Bewertungsverteilung:
Vorteile
  • weiches, saugstarkes, Geruschbindendes, billiges Streu
  • Man kann manche Mark, äh manchen Euro, sparen,
Nachteile/Kritik
  • große Abpackung, nur im Baumarkt erhältlich
  • aber es macht natürlich auch etwas Arbeit
dunklesEngelchen

Hasen-Einstreu muss nicht teuer sein!

ein Testbericht von 2003-07-25 11:39:31 vom 25.07.2003
Empfehlung: ja
Vorteile: weiches, saugstarkes, Geruschbindendes, billiges Streu...
Nachteile/Kritik: große Abpackung, nur im Baumarkt erhältlich
Hallo Ihr Lieben,

heute melde ich mich mal mit meiner Meinung zu Käfigeinstreu bei Kleintieren zu Wort.

Ich bin stolze Mami drei erwachsener Zwergkaninchen und deren sechs Kinder. Ihr könnt Euch sicherlich vorstellen, dass die viel Platz brauchen und daher auch viel Streu vonnöten ist um die kleinen Lieblinge ganz zufrieden zu stellen und unangenehme Gerüche zu verhindern.
Ich muss dazu sagen, dass ich die Tiere in der Wohnung halte, (keine Sorge die ist groß genug dass ich auch noch Platz darin habe :-)) und Ihnen einen ca. 3 Quadratmeter großen Käfig gebaut habe damit sie nicht so beengt leben müssen. (Die Kinder sind in einem halb so großen Käfig da sie in liebevolle Hände abgegeben werden sobald sie alt genug sind)

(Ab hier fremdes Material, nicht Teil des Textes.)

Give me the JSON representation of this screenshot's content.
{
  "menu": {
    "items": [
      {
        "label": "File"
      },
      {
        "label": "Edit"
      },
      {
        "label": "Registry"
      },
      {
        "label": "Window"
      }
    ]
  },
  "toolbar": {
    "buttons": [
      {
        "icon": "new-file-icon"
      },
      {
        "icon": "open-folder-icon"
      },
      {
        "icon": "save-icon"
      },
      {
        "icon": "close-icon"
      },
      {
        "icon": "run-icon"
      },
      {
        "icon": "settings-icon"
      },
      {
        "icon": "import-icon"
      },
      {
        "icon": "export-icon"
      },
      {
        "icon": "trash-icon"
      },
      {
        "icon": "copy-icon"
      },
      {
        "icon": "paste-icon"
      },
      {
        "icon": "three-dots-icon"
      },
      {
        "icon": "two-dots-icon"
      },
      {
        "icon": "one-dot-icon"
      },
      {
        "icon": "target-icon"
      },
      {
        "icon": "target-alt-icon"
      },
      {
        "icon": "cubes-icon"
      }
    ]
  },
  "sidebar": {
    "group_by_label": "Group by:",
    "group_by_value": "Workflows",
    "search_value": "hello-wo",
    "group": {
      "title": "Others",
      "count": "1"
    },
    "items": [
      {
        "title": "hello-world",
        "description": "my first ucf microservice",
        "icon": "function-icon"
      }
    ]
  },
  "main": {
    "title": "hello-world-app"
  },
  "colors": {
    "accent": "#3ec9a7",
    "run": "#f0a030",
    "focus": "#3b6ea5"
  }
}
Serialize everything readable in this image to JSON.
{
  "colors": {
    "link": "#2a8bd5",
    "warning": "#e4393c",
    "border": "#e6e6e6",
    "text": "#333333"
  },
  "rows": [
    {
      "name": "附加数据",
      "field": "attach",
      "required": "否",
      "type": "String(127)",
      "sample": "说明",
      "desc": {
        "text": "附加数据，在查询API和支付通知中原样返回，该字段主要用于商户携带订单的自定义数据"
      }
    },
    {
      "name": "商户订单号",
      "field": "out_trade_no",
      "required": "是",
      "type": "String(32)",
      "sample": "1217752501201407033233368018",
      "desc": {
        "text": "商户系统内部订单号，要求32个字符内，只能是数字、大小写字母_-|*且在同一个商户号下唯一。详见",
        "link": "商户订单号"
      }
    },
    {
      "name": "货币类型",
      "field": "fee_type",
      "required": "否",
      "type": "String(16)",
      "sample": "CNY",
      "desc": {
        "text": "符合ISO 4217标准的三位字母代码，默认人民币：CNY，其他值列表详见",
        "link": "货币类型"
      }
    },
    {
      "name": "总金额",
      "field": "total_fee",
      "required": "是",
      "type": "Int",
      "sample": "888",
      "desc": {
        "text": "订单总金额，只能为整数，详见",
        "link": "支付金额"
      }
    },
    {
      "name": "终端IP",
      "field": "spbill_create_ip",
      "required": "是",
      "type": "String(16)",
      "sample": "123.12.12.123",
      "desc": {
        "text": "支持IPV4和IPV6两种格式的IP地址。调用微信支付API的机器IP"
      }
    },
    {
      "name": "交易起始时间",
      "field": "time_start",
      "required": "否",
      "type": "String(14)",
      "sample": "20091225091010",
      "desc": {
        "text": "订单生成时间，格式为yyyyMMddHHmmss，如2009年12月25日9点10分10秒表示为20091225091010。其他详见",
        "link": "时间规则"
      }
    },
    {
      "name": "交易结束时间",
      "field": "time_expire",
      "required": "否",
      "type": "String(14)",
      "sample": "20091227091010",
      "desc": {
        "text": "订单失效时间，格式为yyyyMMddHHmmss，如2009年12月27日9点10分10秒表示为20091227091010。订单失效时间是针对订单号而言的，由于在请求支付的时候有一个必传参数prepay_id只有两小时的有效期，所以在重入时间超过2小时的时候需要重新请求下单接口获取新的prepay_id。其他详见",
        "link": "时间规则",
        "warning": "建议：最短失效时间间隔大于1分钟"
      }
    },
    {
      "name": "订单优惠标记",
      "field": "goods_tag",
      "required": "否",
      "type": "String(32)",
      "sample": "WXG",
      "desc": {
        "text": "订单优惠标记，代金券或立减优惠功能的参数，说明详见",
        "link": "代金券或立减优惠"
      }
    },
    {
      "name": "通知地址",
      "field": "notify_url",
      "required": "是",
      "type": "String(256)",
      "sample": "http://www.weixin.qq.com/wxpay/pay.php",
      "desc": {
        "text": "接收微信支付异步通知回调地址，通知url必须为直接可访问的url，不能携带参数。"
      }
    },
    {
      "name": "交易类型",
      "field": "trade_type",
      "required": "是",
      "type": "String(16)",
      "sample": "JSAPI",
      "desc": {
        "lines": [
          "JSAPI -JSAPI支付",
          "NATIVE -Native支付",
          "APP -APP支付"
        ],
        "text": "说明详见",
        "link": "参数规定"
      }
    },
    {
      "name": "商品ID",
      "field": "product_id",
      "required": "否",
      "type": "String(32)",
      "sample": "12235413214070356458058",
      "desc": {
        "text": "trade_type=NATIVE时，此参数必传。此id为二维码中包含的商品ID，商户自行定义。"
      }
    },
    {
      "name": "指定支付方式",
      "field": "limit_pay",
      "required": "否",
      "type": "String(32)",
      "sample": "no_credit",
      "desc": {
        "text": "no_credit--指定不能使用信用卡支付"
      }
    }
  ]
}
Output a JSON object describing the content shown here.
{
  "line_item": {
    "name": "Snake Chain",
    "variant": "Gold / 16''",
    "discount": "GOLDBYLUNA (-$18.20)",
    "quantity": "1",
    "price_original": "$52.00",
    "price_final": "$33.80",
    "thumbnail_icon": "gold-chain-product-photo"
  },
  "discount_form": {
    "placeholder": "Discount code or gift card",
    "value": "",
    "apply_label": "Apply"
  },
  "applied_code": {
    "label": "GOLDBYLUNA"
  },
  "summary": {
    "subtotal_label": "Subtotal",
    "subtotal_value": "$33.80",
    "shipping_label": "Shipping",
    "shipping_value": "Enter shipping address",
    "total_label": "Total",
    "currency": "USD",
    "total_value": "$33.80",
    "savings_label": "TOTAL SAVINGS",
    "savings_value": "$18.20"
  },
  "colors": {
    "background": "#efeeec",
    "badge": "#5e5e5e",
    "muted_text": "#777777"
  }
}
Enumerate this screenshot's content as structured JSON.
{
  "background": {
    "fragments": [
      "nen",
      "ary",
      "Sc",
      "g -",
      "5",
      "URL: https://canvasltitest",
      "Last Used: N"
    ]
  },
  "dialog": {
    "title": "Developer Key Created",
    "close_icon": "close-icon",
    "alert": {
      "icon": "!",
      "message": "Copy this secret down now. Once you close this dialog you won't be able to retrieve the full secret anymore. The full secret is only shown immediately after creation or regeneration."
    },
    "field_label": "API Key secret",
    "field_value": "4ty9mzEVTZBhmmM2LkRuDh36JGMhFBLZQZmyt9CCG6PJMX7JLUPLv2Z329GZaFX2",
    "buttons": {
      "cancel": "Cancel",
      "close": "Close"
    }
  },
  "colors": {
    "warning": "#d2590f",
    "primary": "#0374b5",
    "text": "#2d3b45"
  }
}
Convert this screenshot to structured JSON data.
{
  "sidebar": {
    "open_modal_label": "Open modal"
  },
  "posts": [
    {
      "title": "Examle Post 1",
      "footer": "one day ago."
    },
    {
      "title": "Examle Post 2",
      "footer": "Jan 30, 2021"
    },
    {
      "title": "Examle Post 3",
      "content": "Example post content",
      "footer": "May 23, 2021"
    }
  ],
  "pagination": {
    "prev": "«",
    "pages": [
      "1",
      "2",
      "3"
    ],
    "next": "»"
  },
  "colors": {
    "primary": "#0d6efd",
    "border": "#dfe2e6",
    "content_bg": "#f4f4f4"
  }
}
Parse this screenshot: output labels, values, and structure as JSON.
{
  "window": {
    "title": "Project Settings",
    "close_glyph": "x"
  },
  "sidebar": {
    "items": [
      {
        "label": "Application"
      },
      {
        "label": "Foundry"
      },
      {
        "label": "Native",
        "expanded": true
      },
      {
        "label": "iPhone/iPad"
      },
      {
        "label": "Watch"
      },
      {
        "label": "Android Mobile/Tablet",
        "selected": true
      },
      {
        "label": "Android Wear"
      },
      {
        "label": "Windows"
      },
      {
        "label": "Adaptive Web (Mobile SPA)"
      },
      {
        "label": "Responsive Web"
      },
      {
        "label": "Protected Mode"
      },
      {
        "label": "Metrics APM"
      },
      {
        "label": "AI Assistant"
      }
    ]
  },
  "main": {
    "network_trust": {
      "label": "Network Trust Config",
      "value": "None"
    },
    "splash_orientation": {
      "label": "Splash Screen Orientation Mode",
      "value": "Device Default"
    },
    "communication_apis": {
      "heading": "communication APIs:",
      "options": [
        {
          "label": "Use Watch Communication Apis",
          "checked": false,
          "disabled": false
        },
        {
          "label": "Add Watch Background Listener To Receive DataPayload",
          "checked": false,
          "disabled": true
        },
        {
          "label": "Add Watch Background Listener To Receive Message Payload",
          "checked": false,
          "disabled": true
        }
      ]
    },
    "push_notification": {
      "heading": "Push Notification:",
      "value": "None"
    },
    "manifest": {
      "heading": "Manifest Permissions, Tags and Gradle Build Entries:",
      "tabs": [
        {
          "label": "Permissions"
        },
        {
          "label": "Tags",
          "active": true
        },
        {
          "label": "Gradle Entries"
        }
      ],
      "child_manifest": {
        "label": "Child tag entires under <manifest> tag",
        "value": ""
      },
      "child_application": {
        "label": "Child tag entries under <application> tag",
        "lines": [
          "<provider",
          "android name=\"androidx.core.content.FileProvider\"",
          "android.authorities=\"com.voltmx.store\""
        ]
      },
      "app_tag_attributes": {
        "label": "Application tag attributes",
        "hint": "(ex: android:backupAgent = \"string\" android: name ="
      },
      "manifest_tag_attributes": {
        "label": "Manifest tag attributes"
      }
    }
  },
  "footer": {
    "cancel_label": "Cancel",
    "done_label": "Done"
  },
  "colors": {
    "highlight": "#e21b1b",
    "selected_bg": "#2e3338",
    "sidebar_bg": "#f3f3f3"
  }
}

Nun habe ich bisher immer das ganz normale Kleintierstreu bei Schlecker, Drospa, Kaisers oder Rossmann gekauft aber Ihr könnt euch sicherlich vorstellen, dass bei einem verbrauch von 3 mal im Monat 6 Packungen á 1 Euro das nicht ganz preiswert war. Bis dann mein Lebensgefährte mich im Bauhaus auf eine tolle Idee brachte die ich dann auch gleich umsetzte und mit der ich sehr zufrieden bin:

Ich nehme Rindenmulch und Holzwolle!

Die Holzwolle bekomme ich kostenneutral über meinen Schatz, da sie bei ihm in der Firma als Verpackungsmaterial anfällt und sonst nur entsorgt würde, sodass ich zu diesen kosten leider nichts sagen kann aber mir geht es heute ja auch um das Rindenmulch. Also los gehts:

Warendeklaration:
Bodenhilfsstoff aus naturreiner Nadelholzrinde

org. Substanz 80 - 85%
pH-Wert ca. 5,0
Erzeugungsland Deutschland
Inverkehrbringer für Deutschland: BAHA-AG, 68167 Mannheim

Produktbeschreibung:
Ich kaufe das Rindenmulch in einer gelb-weißen 70-liter-packung für nur 1,65 Euro im Bauhaus und streue die kompletten 70 Liter auch ein. Der Mulch (das Mulch???) riecht am ersten Tag sehr nach Waldboden und fühlt sich leicht feucht an was sich aber sehr schnell wieder gibt, sodass ich keine Angst haben muss dass meine Lieblinge nasse Füsse bekommen. Auch der Geruch geht soweit zurück, dass man ihn fast gar nicht mehr wahrnimmt. Die 70 Liter reichen auf meinem 3 Quadratmeter grossen Käfigboden für eine ca. 5 - 8 cm dicke Schicht, sind also sehr ergibig wenn man nur einen kleinen Käfig hat.

Fazit:
Ich bin sehr zufrieden mit dem Mulch da er auch für ca. 6 bis 8 Wochen ausreicht bevor er gewechselt werden muss von der Sauberkeit her und meine kleinen Lieblinge freuen sich auf einem Waldboden leben zu können. Wenn sie den Mulch anknabbern muss ich mir keine Sorgen um ihre Gesundheit machen da es sich um ein 100% natürliches Produkt handelt. Die zusätzlich eingestreute Holzwolle ist eigentlich nur zum Nestbau und zum herumtoben für meine Kaninchen gedacht also nicht wirklich nötig und somit kann ich Rindenmulch als Kleintiereinstreu jedem empfehlen dem ein 70-Liter-Sack nicht zu viel Lageraufwand bedeutet.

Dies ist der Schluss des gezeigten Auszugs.